The grim economic picture is weighing on government finances, reducing tax revenue, driving up welfare spending and increasing borrowing costs. As a result, the OBR estimates that government borrowing will jump by a third to £177-billion, or 7.1 per cent of economic output, in the current fiscal year.
Borrowing will begin dropping after that, declining to 2.4 per cent of gross domestic product in the 2027-28 fiscal year. That means government debt will rise to a 63-year high of 98 per cent of GDP over the next three years before it begins to decline, the OBR forecast.
In an effort to close the gap, Mr. Hunt said he would ask “more from those who have more” and lower the threshold for the highest tax bracket – 45 per cent – by almost £25,000 a year, costing high-earners about £1,200 annually.
The government also will freeze the income levels at which taxpayers move into higher tax brackets, effectively raising taxes for hundreds of thousands of workers as inflation pushes up their wages.
“This, along with a double whammy of high inflation and higher taxes could mean a potential pay cut rather than a pay rise,” said Faye Church, a chartered financial planner at Investec Wealth & Investments.
The government also bowed to public pressure to increase taxes on the huge profits of energy producers. Hunt raised the windfall tax on oil and gas companies to 35 per cent from 25 per cent and extended it to March, 2028. Electricity firms will have to pay a new temporary levy of 45 per cent.
Hunt said the taxes would raise a combined £14-billion next year.
He promised to protect public spending on key areas such as health and education as well as investment in energy and infrastructure projects. He delayed major spending cuts until 2025 – after the next general election – and deferred key decisions such as whether to stick to the previous government’s promise to increase defence spending to 3 per cent of economic output.
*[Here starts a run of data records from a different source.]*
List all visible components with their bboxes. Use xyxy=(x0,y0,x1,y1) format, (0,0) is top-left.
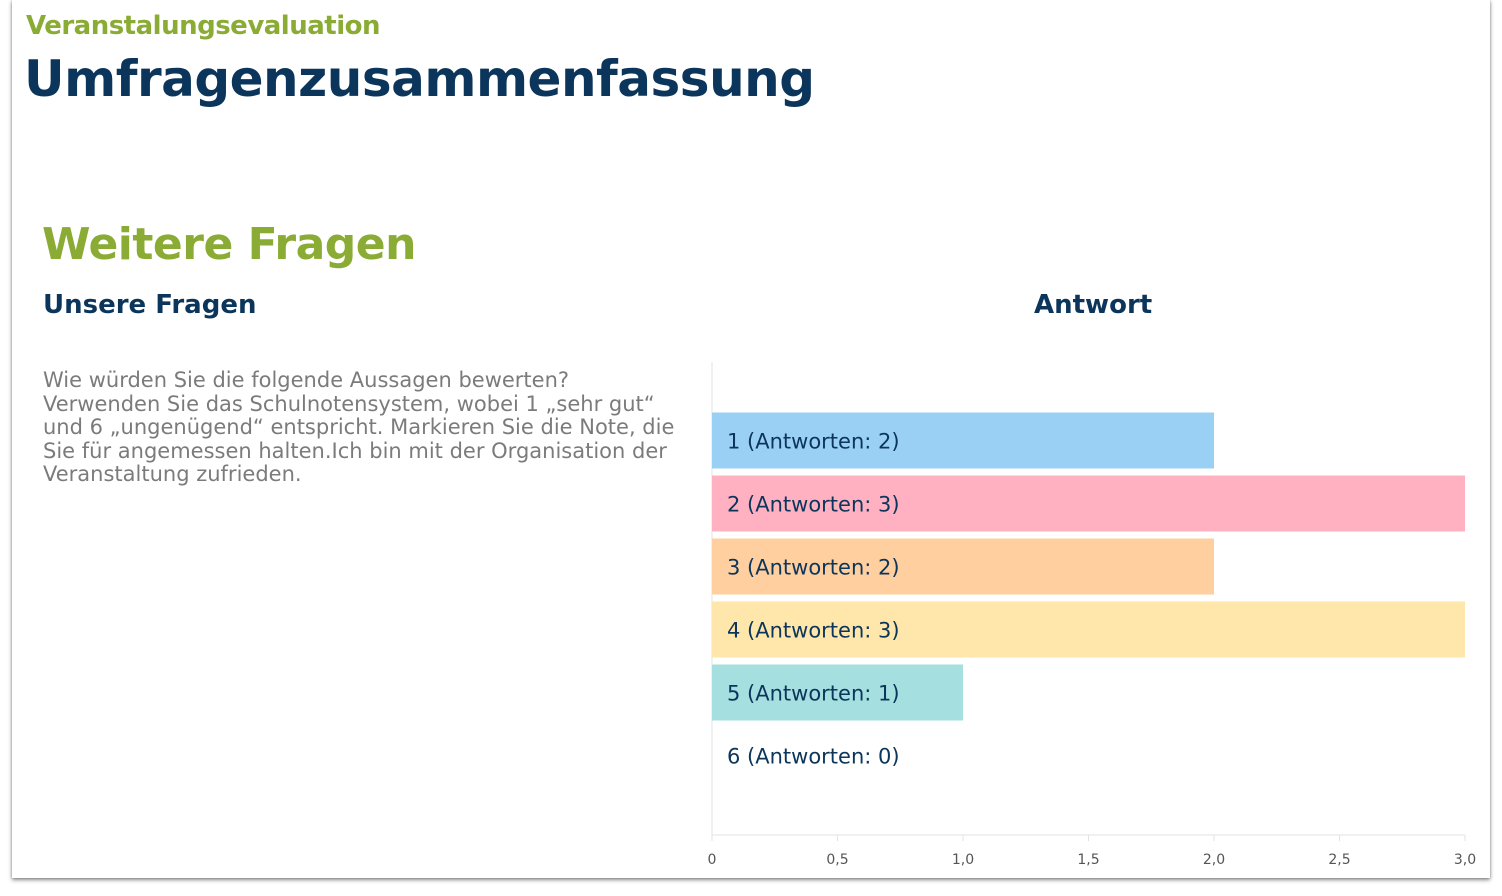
questions-column-heading: Unsere Fragen xyxy=(43,290,257,320)
page-title: Umfragenzusammenfassung xyxy=(24,50,815,108)
x-tick-label-2: 1,0 xyxy=(952,852,974,868)
bar-label-6: 6 (Antworten: 0) xyxy=(727,745,900,769)
bar-5 xyxy=(712,664,963,721)
bar-label-2: 2 (Antworten: 3) xyxy=(727,493,900,517)
x-tick-label-5: 2,5 xyxy=(1328,852,1350,868)
bar-label-5: 5 (Antworten: 1) xyxy=(727,682,900,706)
event-evaluation-label: Veranstalungsevaluation xyxy=(26,11,381,41)
survey-card: Veranstalungsevaluation Umfragenzusammen… xyxy=(12,0,1490,878)
bar-4 xyxy=(712,601,1465,658)
x-tick-label-4: 2,0 xyxy=(1203,852,1225,868)
x-tick-label-1: 0,5 xyxy=(826,852,848,868)
bar-label-1: 1 (Antworten: 2) xyxy=(727,430,900,454)
section-title: Weitere Fragen xyxy=(42,219,416,270)
x-tick-label-0: 0 xyxy=(708,852,717,868)
bar-3 xyxy=(712,538,1214,595)
bar-1 xyxy=(712,412,1214,469)
bar-label-4: 4 (Antworten: 3) xyxy=(727,619,900,643)
x-tick-label-6: 3,0 xyxy=(1454,852,1476,868)
answer-column-heading: Antwort xyxy=(1034,290,1153,320)
bar-label-3: 3 (Antworten: 2) xyxy=(727,556,900,580)
x-tick-label-3: 1,5 xyxy=(1077,852,1099,868)
bar-2 xyxy=(712,475,1465,532)
question-text: Wie würden Sie die folgende Aussagen bew… xyxy=(43,368,675,487)
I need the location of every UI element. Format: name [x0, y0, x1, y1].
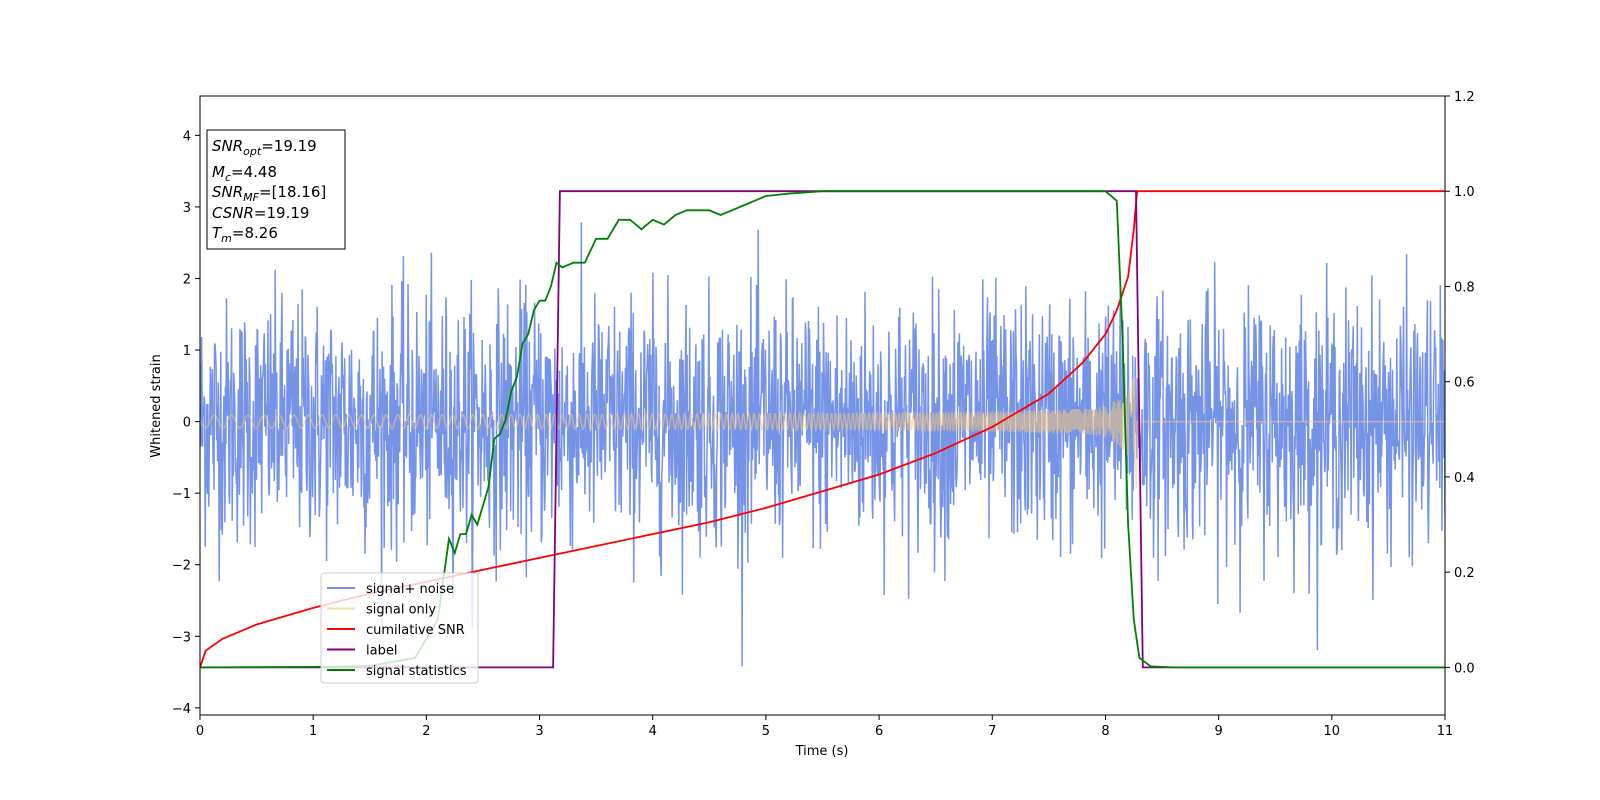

Pensioners and people on welfare benefits will see their payments increase in line with inflation, while millions of workers on minimum wage will get a 9.7-per-cent increase in April, Mr. Hunt said.
Millions of households face higher energy bills, however, when a price cap rises from £2,500 a year for the average household to £3,000 in April.
Mr. Hunt said he would soften the blow by increasing support payments for low-income families and those with disabilities.
Rachel Reeves, economy spokeswoman for the Opposition Labour Party, said the budget would leave Britain in a “doom loop where low growth leads to higher taxes, lower investments and squeezed wages, with the running down of public services.”
Among those who are looking to the government for help is Magdelena Prosenic, a single mom of two young children who was waiting in line at a community food pantry in south London.
For £5, people can buy 20 items of fresh fruit, vegetables and essential items like tinned beans and pasta. But eggs, which have shot up in price, are in high demand, and there are only enough for those who come early.
“We are on benefits, but it’s hard to provide for two children without help,” Ms. Prosenic said Wednesday. “The kids need fruit, they need nappies and formula.”
Anna Sjovorr-Packham, who runs the pantry, said the numbers of families buying food from them is creeping up “slowly but steadily.” And the cold winter months are coming, when families need to spend more on heating.
“I think there was once an idea that people who access food pantries may need the service as a last-case scenario – there may be a stigma about the type of person, she said. “But now the pantries are definitely utilized by everybody.”